Stop escaping Unicode characters unnecessarily in relational JSON
The JSON stored in a SQL Server column always has its Unicode characters escaped. For example, this code:
context.Add(new Customer { Json = new MyJson { Be = "Füzér Castle in the Zemplén Mountains" } } );
await context.SaveChangesAsync();
Results in the following JSON in the database:
{"Be":"F\u00FCz\u00E9r Castle in the Zempl\u00E9n Mountains"}
However, there is nothing preventing the JSON being stored as:
{"Be":"Füzér Castle in the Zemplén Mountains"}
EF reads the correct string back in both cases, but other tools may not be expecting escaped JSON for all Unicode characters.
Test code:
using (var context = new SomeDbContext())
{
await context.Database.EnsureDeletedAsync();
await context.Database.EnsureCreatedAsync();
context.Add(new Customer { Json = new MyJson { Be = "Füzér Castle in the Zemplén Mountains" } });
await context.SaveChangesAsync();
}
using (var context = new SomeDbContext())
{
foreach (var c in context.Set<Customer>().ToList())
{
Console.WriteLine(c.Json.Be);
}
}
public class SomeDbContext : DbContext
{
protected override void OnConfiguring(DbContextOptionsBuilder optionsBuilder)
=> optionsBuilder
.UseSqlServer(@"Data Source=(LocalDb)\MSSQLLocalDB;Database=AllTogetherNow")
.LogTo(Console.WriteLine, LogLevel.Information)
.EnableSensitiveDataLogging();
protected override void OnModelCreating(ModelBuilder modelBuilder)
{
modelBuilder.Entity<Customer>().OwnsOne(e => e.Json).ToJson();
}
}
public class Customer
{
public int Id { get; set; }
public MyJson Json { get; set; }
}
public class MyJson
{
public string?
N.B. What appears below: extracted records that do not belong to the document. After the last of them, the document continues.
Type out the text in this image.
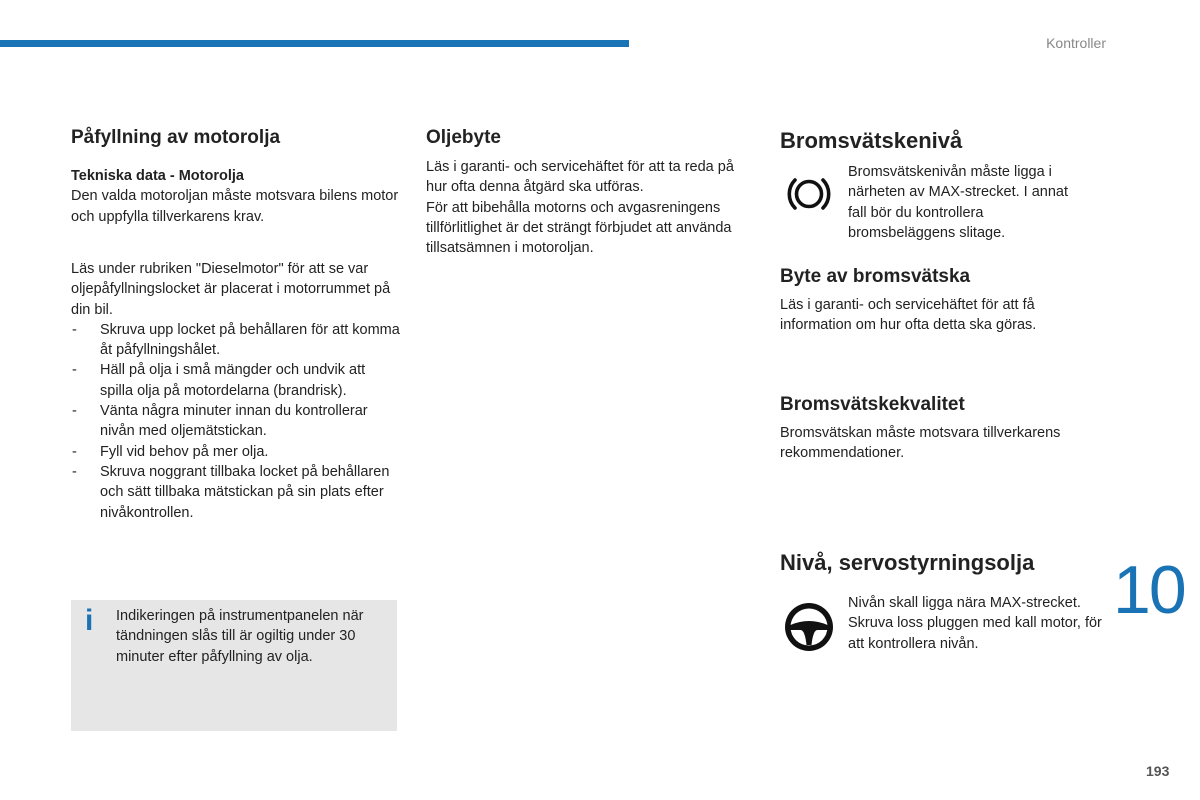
Kontroller
10
193
Påfyllning av motorolja

Tekniska data - Motorolja

Den valda motoroljan måste motsvara bilens motor och uppfylla tillverkarens krav.

Läs under rubriken "Dieselmotor" för att se var oljepåfyllningslocket är placerat i motorrummet på din bil.

- Skruva upp locket på behållaren för att komma åt påfyllningshålet.
- Häll på olja i små mängder och undvik att spilla olja på motordelarna (brandrisk).
- Vänta några minuter innan du kontrollerar nivån med oljemätstickan.
- Fyll vid behov på mer olja.
- Skruva noggrant tillbaka locket på behållaren och sätt tillbaka mätstickan på sin plats efter nivåkontrollen.
i Indikeringen på instrumentpanelen när tändningen slås till är ogiltig under 30 minuter efter påfyllning av olja.
Oljebyte

Läs i garanti- och servicehäftet för att ta reda på hur ofta denna åtgärd ska utföras.

För att bibehålla motorns och avgasreningens tillförlitlighet är det strängt förbjudet att använda tillsatsämnen i motoroljan.

Bromsvätskenivå
Bromsvätskenivån måste ligga i närheten av MAX-strecket. I annat fall bör du kontrollera bromsbeläggens slitage.
Byte av bromsvätska
Läs i garanti- och servicehäftet för att få information om hur ofta detta ska göras.
Bromsvätskekvalitet
Bromsvätskan måste motsvara tillverkarens rekommendationer.
Nivå, servostyrningsolja
Nivån skall ligga nära MAX-strecket. Skruva loss pluggen med kall motor, för att kontrollera nivån.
Be { get; set; }
}
related: #30315
Here's the relevant docs page on encoding/escaping in System.Text.Json; we may want to specify JavaScriptEncoder.UnsafeRelaxedJsonEscaping.
However, for people using non-Unicode encodings in the database, or wanting to interact with the JSON documents from other tools which may not support special chars, we should probably have some sort of mechanism for specifying the encoding/escaping policy; this basically boils down to allowing users to specify the JsonSerializerOptions (which has this one it).
Maybe it makes sense to keep the current behavior as the default (as that's the S.T.Json default), and just tell people to specify UnsafeRelaxedJsonEscaping via JsonSerializerOptions if they want unescaped chars.
related: https://github.com/dotnet/efcore/issues/33443
We also escape all unicode chars in JSON property names, however when building a JSON path for query or update we don't escape those chars. This leads to us not fetching/updating the requested JSON fragments
Note that we'd need to not escape - and deal with non-escaped JSON data - everywhere in our stack (SaveChanges, JSON path generation, shaper - see #33771.
As in https://github.com/dotnet/efcore/pull/33771#pullrequestreview-2092452772, we should consider doing this for 9.0 as well, since #33771 is a breaking change for people querying externally-inputted JSON data that isn't escaped.
Note for the implementer: (as pointed out by @Charlieface here: https://github.com/dotnet/efcore/issues/33443#issuecomment-2140160687) when we allow un-escaped JSON strings, we need to escape single and double quotes and also pre-pend N to the JSON path string.
Design discussion:
- We'll indeed try to get this in for 9.0, along with #33771 (but not critical).
- We won't make any effort to support both escaped and non-escaped JSON content in the same database. For example, a single context option is probably sufficient as an application-wide setting, as opposed to e.g. a column-by-column setting.
Sorry to chime in here. Currently in EF Core 8, there is no way we can persist Unicode characters in non-escaped form for JSON columns? There is no easy workaround, correct? If this feature makes it to EF9, any plans to backport it to EF8 too? Or we'll be forced to update to .NET 9 and use EF9?